Lord Burnett asked: “Do some of the low-grade cases that go to the Crown Court really need as many as 12 [jurors]?”

The time between alleged commission of an offence and verdict in the Crown Court has increased from 391 days to 511 in under a decade, according to the Criminal Bar Association (CBA). Rape cases take an average of 1,100 days.

Lord Burnett added that delays were not only a problem for the courts. He said: “The CPS [Crown Prosecution Service] needs to be able to keep up. Probation needs to be able to keep up.”

He also remarked on the poor quality of the judicial IT system, saying there was no method for recording the number of trials taking place each day.

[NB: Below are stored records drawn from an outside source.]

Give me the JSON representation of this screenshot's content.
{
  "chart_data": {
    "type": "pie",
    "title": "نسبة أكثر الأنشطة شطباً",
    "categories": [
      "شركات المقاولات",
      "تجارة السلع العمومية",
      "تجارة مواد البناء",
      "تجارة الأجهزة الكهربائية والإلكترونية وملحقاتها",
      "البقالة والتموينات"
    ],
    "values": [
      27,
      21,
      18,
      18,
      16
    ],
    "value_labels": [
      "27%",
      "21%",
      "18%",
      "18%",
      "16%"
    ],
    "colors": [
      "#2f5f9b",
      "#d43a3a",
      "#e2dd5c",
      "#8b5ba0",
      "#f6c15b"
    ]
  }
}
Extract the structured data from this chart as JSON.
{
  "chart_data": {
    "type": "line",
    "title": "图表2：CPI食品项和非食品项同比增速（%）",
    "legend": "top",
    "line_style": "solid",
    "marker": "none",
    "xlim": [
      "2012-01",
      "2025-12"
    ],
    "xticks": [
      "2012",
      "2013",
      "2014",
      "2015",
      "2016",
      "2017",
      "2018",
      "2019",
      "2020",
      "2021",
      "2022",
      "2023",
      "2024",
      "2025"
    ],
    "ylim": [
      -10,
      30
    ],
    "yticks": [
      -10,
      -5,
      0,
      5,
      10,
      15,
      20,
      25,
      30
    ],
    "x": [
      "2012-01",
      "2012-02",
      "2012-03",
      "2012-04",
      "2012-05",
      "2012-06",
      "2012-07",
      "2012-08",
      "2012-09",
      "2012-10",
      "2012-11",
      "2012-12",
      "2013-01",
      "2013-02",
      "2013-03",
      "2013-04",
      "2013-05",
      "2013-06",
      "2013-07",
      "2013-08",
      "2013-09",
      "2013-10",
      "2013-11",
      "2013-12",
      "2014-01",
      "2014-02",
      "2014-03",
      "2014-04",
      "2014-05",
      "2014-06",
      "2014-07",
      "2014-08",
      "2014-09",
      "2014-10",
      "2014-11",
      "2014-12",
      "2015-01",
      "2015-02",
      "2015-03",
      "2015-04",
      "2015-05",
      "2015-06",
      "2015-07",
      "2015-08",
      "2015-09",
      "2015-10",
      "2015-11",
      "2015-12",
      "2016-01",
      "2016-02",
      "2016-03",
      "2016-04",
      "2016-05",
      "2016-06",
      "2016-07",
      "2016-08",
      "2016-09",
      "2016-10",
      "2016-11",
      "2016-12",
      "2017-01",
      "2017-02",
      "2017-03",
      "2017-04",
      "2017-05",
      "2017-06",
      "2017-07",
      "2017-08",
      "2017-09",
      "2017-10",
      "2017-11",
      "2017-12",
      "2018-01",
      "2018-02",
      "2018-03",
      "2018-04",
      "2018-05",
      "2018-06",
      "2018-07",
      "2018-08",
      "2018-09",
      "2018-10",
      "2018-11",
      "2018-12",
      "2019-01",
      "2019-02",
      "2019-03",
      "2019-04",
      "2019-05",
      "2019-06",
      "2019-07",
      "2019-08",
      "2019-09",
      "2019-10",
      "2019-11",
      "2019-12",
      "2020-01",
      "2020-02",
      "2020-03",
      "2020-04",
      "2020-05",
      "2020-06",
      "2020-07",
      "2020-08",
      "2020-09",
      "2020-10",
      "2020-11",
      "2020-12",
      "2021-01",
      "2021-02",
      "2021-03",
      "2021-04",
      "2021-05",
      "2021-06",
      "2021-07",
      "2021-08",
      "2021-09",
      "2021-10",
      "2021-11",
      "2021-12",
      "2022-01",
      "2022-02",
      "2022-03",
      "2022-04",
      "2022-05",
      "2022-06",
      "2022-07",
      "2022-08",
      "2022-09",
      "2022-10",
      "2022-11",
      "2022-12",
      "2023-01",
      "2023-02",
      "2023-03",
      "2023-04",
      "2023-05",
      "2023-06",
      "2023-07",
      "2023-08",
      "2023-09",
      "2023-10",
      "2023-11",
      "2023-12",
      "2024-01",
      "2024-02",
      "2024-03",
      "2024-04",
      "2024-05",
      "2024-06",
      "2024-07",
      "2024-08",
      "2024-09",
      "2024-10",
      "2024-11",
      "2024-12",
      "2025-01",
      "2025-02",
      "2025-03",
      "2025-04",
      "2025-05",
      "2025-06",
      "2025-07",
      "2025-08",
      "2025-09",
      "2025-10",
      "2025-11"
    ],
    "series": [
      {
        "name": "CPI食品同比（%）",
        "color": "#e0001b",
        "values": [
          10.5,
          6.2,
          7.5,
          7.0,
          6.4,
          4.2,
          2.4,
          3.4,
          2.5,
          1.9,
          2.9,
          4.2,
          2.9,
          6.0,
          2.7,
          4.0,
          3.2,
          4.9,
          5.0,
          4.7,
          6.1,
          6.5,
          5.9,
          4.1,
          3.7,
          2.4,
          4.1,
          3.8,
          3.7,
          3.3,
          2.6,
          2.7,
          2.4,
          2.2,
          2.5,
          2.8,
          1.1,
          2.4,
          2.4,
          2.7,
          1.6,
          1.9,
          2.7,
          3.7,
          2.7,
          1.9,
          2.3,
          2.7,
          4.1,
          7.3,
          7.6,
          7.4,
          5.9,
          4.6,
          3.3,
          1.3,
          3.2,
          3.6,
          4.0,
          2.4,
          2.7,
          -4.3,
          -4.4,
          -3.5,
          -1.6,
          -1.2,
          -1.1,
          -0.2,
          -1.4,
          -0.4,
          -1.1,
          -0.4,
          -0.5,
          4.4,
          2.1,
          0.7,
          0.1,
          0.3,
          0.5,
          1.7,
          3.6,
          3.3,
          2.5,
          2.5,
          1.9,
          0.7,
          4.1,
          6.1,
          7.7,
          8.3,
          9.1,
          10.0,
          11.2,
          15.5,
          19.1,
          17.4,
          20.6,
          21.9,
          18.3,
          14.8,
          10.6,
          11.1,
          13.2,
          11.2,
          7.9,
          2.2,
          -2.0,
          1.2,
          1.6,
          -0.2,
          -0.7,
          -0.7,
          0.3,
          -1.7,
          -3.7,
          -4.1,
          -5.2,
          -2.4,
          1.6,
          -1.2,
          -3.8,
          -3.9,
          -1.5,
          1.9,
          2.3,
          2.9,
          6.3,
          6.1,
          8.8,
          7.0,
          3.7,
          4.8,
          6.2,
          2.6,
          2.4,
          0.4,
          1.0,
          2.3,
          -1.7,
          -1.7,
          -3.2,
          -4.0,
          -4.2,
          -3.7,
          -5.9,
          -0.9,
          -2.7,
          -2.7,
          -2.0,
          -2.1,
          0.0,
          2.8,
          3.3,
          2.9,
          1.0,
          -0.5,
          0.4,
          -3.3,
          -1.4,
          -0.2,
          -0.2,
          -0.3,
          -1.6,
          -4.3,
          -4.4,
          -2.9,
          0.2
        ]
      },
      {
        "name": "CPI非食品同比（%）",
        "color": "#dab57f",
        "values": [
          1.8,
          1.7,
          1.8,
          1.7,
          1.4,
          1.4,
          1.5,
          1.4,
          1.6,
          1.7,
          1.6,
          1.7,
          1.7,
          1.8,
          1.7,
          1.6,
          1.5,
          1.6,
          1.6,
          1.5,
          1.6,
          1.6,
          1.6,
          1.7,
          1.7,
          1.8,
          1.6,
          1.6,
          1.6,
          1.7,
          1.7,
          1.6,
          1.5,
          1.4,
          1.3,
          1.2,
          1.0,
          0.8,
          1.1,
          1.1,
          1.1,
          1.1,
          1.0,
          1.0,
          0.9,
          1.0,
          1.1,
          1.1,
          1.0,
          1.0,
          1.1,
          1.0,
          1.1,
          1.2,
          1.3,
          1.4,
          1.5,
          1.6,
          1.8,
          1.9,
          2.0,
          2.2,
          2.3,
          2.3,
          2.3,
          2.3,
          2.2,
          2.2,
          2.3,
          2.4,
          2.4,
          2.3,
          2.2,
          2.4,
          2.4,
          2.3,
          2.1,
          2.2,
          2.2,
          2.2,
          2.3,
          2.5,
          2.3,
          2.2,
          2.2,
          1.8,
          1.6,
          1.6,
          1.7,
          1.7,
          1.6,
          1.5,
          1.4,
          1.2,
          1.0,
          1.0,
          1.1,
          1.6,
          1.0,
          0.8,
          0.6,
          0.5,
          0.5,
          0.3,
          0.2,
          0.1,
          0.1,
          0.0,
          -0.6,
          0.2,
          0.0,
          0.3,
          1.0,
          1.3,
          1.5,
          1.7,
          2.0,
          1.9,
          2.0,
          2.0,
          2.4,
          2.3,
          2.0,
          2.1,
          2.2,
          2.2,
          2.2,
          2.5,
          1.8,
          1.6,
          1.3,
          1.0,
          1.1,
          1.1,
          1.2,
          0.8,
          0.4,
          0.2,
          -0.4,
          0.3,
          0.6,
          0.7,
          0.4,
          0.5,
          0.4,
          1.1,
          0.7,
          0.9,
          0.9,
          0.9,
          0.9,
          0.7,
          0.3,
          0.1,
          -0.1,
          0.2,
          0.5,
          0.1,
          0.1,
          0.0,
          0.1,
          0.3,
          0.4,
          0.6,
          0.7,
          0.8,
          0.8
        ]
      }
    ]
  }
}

“You might think our system could produce an accurate figure of how many trials there were at the end of every day but they can’t. We are using clunking old systems that, frankly, should be in the Science Museum.”

Lord Burnett’s comments follow an announcement made last week that will add to the backlog of cases and could increase calls for smaller juries – and even juryless trials.

The UK government said that rape cases are to be scored for the first time under new plans to raise the number of such cases reaching court.

In 2016, the Crown Prosecution Service undertook 4,643 rape prosecutions. By last year this figure had fallen to 1,490. Over the same period, the number of rape cases recorded by police rose from 24,093 to 43,187.